Little Cop is a 1989 Hong Kong comedy film directed by Eric Tsang, starring Tsang and Natalis Chan. The film also features cameo appearances from many Hong Kong celebrities such as Andy Lau, Max Mok, Alan Tam, Anthony Chan, Cheung Kwok-keung, Jacky Cheung and Maggie Cheung.

==Plot==
Ever since he was a child, Lee Chi-kin (Eric Tsang) has been determined to become a police officer, despite the fact that he comes from a family of criminals. As an adult, he joins the police force, where he is first placed with the Narcotics Bureau. During a drug raid operation, he catches a drug dealer.

He is later transferred, first to the Anti-Porno Bureau where he falls in love with a call girl, then to the Regional Crime Unit where he works under Inspector Chu (Natalis Chan). During a drug raid operation, Lee kills drug lord Ng Cheung. Ng's father hires a killer, Thousand Faces Man (Michael Miu), to take revenge on Lee. After several confrontations, Lee finally brings Thousand Faces Man to justice.

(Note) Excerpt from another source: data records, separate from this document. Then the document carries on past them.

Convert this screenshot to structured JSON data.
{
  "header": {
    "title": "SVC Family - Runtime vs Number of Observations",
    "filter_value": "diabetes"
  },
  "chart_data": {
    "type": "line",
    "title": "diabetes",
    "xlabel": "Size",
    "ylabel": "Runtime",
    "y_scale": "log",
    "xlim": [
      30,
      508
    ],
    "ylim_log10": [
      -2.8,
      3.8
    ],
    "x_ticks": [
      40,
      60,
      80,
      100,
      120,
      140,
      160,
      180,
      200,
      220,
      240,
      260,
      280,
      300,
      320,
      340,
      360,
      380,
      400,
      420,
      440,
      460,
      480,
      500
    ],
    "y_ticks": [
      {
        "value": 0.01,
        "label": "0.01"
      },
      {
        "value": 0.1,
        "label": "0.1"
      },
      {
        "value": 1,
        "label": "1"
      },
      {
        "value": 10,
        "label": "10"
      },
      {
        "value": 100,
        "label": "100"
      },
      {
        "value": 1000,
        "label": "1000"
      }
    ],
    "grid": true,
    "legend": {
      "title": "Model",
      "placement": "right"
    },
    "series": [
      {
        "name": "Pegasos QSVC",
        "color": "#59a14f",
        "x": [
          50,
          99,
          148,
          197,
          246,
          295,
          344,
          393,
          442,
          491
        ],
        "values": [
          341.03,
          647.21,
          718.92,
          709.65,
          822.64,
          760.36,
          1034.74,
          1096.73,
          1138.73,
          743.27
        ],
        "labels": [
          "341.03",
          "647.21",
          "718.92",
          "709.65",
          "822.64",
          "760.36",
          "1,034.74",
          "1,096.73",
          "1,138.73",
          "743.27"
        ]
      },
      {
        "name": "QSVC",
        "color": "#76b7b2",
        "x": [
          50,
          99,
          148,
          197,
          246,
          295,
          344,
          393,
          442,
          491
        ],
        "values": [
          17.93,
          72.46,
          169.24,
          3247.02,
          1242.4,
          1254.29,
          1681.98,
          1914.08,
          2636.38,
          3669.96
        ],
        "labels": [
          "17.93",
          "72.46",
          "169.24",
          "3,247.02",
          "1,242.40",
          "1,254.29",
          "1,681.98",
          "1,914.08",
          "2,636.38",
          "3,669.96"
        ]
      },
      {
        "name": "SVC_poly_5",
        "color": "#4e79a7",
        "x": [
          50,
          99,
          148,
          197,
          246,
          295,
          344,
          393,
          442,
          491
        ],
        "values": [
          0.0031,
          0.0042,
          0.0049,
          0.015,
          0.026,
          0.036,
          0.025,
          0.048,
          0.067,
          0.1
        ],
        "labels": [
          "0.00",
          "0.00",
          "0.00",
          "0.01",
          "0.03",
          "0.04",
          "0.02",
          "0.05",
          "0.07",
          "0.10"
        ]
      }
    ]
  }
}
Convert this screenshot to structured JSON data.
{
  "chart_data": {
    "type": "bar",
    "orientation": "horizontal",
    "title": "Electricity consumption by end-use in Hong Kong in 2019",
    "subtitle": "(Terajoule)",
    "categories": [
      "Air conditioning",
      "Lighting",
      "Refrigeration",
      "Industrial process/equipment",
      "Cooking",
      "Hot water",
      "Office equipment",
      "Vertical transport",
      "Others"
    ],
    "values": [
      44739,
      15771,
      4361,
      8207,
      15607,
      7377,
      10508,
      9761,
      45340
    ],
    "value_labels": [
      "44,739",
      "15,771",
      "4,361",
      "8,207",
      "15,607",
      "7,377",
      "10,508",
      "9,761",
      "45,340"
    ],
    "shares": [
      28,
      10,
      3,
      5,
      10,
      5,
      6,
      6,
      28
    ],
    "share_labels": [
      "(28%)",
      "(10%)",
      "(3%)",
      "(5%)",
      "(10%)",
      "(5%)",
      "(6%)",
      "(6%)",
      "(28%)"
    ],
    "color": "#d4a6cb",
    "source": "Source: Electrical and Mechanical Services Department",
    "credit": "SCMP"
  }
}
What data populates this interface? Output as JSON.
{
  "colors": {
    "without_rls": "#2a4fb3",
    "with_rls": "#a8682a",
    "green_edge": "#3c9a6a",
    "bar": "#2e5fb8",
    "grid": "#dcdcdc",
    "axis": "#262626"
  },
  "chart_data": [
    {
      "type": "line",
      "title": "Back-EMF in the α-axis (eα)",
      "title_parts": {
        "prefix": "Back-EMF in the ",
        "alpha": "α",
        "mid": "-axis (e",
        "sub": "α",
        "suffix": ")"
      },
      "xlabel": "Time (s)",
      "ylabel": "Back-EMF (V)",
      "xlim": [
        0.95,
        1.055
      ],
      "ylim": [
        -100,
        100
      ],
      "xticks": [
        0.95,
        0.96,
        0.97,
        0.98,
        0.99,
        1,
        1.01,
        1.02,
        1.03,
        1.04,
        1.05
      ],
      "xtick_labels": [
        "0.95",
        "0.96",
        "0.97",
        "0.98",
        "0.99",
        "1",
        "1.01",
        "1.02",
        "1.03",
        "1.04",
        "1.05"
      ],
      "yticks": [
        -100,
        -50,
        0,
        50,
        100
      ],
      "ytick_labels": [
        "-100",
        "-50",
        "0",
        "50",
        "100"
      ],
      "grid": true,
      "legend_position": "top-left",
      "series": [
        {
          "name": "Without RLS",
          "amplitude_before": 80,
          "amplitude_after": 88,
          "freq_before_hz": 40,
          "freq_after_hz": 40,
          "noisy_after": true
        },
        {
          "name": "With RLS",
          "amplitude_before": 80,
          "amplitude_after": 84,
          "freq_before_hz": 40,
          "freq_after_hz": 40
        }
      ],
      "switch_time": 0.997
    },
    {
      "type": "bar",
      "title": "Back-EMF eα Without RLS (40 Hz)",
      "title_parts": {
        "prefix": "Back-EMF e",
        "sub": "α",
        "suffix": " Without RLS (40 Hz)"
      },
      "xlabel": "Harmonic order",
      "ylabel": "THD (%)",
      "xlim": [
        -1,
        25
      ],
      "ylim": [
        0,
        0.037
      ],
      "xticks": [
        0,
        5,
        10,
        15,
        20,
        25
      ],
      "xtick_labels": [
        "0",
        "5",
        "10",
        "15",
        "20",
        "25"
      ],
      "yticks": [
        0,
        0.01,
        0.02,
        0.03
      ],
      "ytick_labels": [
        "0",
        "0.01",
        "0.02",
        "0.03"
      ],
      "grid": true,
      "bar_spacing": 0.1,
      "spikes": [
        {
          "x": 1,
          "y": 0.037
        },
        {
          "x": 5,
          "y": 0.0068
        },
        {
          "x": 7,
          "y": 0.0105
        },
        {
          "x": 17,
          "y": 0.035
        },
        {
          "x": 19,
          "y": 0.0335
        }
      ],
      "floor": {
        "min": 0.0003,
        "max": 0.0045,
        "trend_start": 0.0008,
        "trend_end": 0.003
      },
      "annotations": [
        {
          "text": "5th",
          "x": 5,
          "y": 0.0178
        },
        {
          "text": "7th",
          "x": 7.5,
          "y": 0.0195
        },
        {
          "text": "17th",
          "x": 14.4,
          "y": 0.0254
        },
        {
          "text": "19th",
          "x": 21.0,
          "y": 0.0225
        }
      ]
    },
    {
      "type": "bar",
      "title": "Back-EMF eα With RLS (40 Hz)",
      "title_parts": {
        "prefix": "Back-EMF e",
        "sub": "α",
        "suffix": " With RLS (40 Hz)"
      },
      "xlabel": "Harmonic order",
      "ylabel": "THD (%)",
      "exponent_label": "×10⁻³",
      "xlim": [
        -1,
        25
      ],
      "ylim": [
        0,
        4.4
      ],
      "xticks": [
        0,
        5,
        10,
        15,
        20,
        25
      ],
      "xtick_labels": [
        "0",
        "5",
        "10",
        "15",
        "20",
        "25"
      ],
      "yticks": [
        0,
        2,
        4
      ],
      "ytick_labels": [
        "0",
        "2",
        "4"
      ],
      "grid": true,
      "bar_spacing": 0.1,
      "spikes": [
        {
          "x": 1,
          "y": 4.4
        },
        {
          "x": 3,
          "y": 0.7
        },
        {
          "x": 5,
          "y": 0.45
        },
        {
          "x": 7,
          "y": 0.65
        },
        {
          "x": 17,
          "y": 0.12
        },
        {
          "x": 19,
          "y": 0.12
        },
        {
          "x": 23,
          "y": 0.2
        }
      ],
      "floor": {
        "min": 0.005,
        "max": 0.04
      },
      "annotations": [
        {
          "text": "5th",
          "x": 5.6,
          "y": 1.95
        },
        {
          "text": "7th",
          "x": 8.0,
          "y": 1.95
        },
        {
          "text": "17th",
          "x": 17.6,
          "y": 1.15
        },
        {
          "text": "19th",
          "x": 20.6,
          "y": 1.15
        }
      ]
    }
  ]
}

The corrupt director of a mental hospital places Lee in the mental hospital for a year, during which time he develops mental disorders. After being discharged from the hospital, he becomes a restaurant waiter.

==Cast==
- Eric Tsang as Lee Chi-kin
- Natalis Chan as Inspector Chu
- Andy Lau as Traffic cop
- Max Mok as Mei Yan-xin
- Jacky Cheung as restaurant customer
- Maggie Cheung as restaurant customer
- John Shum as drug dealer
- Stanley Fung as Vice Squad Commander
- Sandra Ng as Inspector Ng
- Billy Lau as Vice Squad Inspector
- Tien Niu as Tin Nau
- Chor Yuen as Mei Qing-yi
- Michael Miu as Thousand Faces Man
- Alan Tam as Head of mental hospital
- Anthony Chan as mental hospital doctor
- Wu Ma as restaurant waiter
- Shing Fui-On as restaurant waiter
- Lo Fan as Ugly prostitute
- Sze Mei-yee as restaurant patron slapped by waiter
- Manfred Wong as restaurant patron punched by waiter
- Sze Kai-keung as restaurant patron that exploded
- Blackie Ko as Yi's henchmen
- Fung Hak-on as Yi's henchmen
- Kent Cheng as Yi's butler
- Richard Ng as Station Inspector
- Cheung Kwok-keung as man who reported himself lost to Station Inspector
- Loletta Lee as air stewardess
- Alfred Cheung as airplane passenger
- Hau Woon-ling as guest at funeral
- Maria Cordero as singer at funeral
- Charlie Cho as Police Commissioner
- Tommy Wong as Jian's robber dad
- Elsie Chan as Jian's primary teacher
- Derek Yee as Narcotic cop
- Yiu Yau-hung as Narcotic cop
- Ng Kwok-kin as cop in station
- Bill Tung as 7-Eleven clerk
- Philip Chan as Rigidity Condom's representative
- Sharla Cheung as Dark Skin
- Liu Wai-hung as Informer at amusement park
- Ram Cheung as singing cop at funeral
- Lawrence Cheng as Representative of Cruelty Against Animal
- Yip Hon-leung as Representative of gangsters in HK
- Lawrence Lau as TV interviewer
- Calvin Choi as singer at funeral
- Edmond So as singer at funeral
- Remus Choi as singer at funeral
- Lo Kin as torturer
- Jane Ha as Lee's mother
- Clarence Fok as Lee's relative
- Yau Yuen-hon
- Norman Chu
- Cho King-man
- Wilson Yip
- So Ching-man
- Peter Ngor
- Andrew Lau
- Kwong Tin-wo
- Wu Shi
- Wong Chi-ming
- Fei Pak
- Dick Cho
- Jaime Chik
- Kwan Ming-yuk

==Box office==
The film grossed HK $5,710,742 at the Hong Kong box office during its theatrical run from 21 September to 9 October 1989 in Hong Kong.